This week closes on very alarming notes. The S&P 500 broad market index is balancing on the verge of the important support at 4260-4280 points. The Israeli-Palestinian conflict is escalating. Debt markets are under huge pressure with surging yields.
The U.S. president Joe Biden has left Israel this week without any major success in a settlement of the conflict. Moreover, the United States are starting to be dragged into the conflict after USS Carney, a Navy destroyer in the Red Sea, has shot down missiles and drones launched from the Yemen territory, weapons that the Pentagon says were "heading along the Red Sea, potentially toward targets in Israel."
Market were very nervous in response to the news. A chain reaction started with the 4% up of crude prices and followed by surging 10-year Treasuries yields that resulted in a slump of the S&P 500 index by 1.3%. This weekend may potentially bring another round of escalation that would trigger this chain reaction again pushing the S&P 500 index down below the support at 4260-4280 points. This small step would open a broad path towards a 12% slump of the index to 3700-3800 points. It is unlikely the index would stop at this level. The spread between 10-year and 2-year Treasuries yields is narrowing. This is a solid signal that the recession in the U.S. is nearing.
So, the upcoming weekend would be very nervous and tense. If there will be no escalation in the Middle East there is a chance that the “Magnificent Seven” of seven largest U.S. companies may support the stock market. Investors hope that Microsoft, Alphabet, Meta, Amazon and other mega caps would hold the market from plunging to the downside. But this might be a wishful thinking after Tesla, a famous EV car maker, missed consensus estimates. Its stocks dived by 9.0% immediately. On the other hand, Netflix has delivered exceptional Q3 results with increasing revenues and prices. Investors were happy boosting its stock prices by 16%.
However, there are not so many positive news to support stocks. The Federal Reserve (Fed) Chairman Jerome Powell said that inflation need further cooling considering economic resilience.
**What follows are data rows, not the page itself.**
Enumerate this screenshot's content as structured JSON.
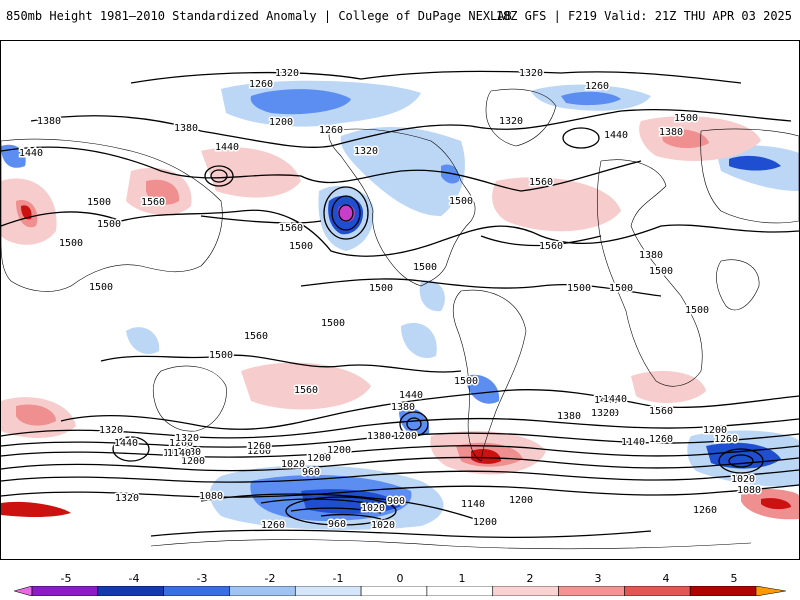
{
  "header": {
    "title": "850mb Height 1981–2010 Standardized Anomaly | College of DuPage NEXLAB",
    "run_info": "18Z GFS | F219 Valid: 21Z THU APR 03 2025"
  },
  "colorbar": {
    "labels": [
      "-5",
      "-4",
      "-3",
      "-2",
      "-1",
      "0",
      "1",
      "2",
      "3",
      "4",
      "5"
    ],
    "colors": [
      "#e56be5",
      "#8a1bcb",
      "#1438b4",
      "#3a6ee8",
      "#9fc3f2",
      "#d6e6fa",
      "#ffffff",
      "#ffffff",
      "#fbd2d2",
      "#f29494",
      "#e65454",
      "#b30000",
      "#ff9900"
    ]
  },
  "contour_labels": [
    "1320",
    "1320",
    "1260",
    "1260",
    "1380",
    "1380",
    "1200",
    "1260",
    "1320",
    "1320",
    "1440",
    "1500",
    "1440",
    "1440",
    "1560",
    "1500",
    "1560",
    "1380",
    "1380",
    "1500",
    "1560",
    "1500",
    "1560",
    "1500",
    "1500",
    "1500",
    "1500",
    "1500",
    "1500",
    "1500",
    "1500",
    "1560",
    "1500",
    "1500",
    "1500",
    "1440",
    "1380",
    "1320",
    "1380",
    "1200",
    "1500",
    "1440",
    "1320",
    "1440",
    "1320",
    "1260",
    "1200",
    "1140",
    "1260",
    "1380",
    "1200",
    "1260",
    "1320",
    "1320",
    "1080",
    "1200",
    "1140",
    "1020",
    "960",
    "1020",
    "1260",
    "900",
    "960",
    "1020",
    "1140",
    "1200",
    "1200",
    "1260",
    "1440",
    "1380",
    "1140",
    "1080",
    "1020",
    "1260",
    "1560",
    "1560",
    "1260",
    "1200"
  ],
  "anomaly_colors": {
    "neg1": "#bcd6f6",
    "neg2": "#5b8ef0",
    "neg3": "#1f4fd0",
    "neg5": "#c83ec8",
    "pos1": "#f7cccc",
    "pos2": "#ef8f8f",
    "pos3": "#cc1111",
    "pos4": "#ffa500"
  }
}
Rising debt yields may mean an end of interest rates hike cycle. But, it is too early to declare victory over inflation, according to Powell. “A range of uncertainties, both old and new, complicate our task of balancing the risk of tightening monetary policy too much against the risk of tightening too little,” Powell said.
Investors were disappointed as stock indexes would continue to deteriorate in high borrowing costs. Even if the money market alone generates this increase.
Technically, the S&P 500 index downside formation with a primary target at 4100-4150 points and extreme targets at 3700-3800 points has not changed. The nearest support is at 4260-4280 points. A strong resistance is located at 4340-4370 points. Short trade was opened from 4360 points two weeks ago.
Oil market is bracing for impact. Brent crude prices are testing the upper margin of the resistance at $92.00-94.00 per barrel. If prices would pass this level a rise to $100 per barrel would be a likely scenario. It prices would climb above this level than a path towards $150.00 per barrel will be opened. On the other hand, if prices would roll back below $92.00 level they may continue down to $83.00-85.00 per barrel.
Gold prices are moving inside the mid-term upside formation with targets at $2000-2100 per troy ounce that have already been met. The resistance at $1910-1930 was smashed. Prices are moving towards the $2000 per ounce threshold. Any long trades that were opened are likely to be closed at this level.
The Greenback was mostly losing its gains this week. It may recover with ease in case of a further escalation in the Middle East. There are almost no good trades at the moment. A short trade with a small amount for GBPUSD from 1.21200-1.21500 with a primary target at 1.20500 and the secondary target at 1.19800 and stop-loss at 1.21700 could look promising.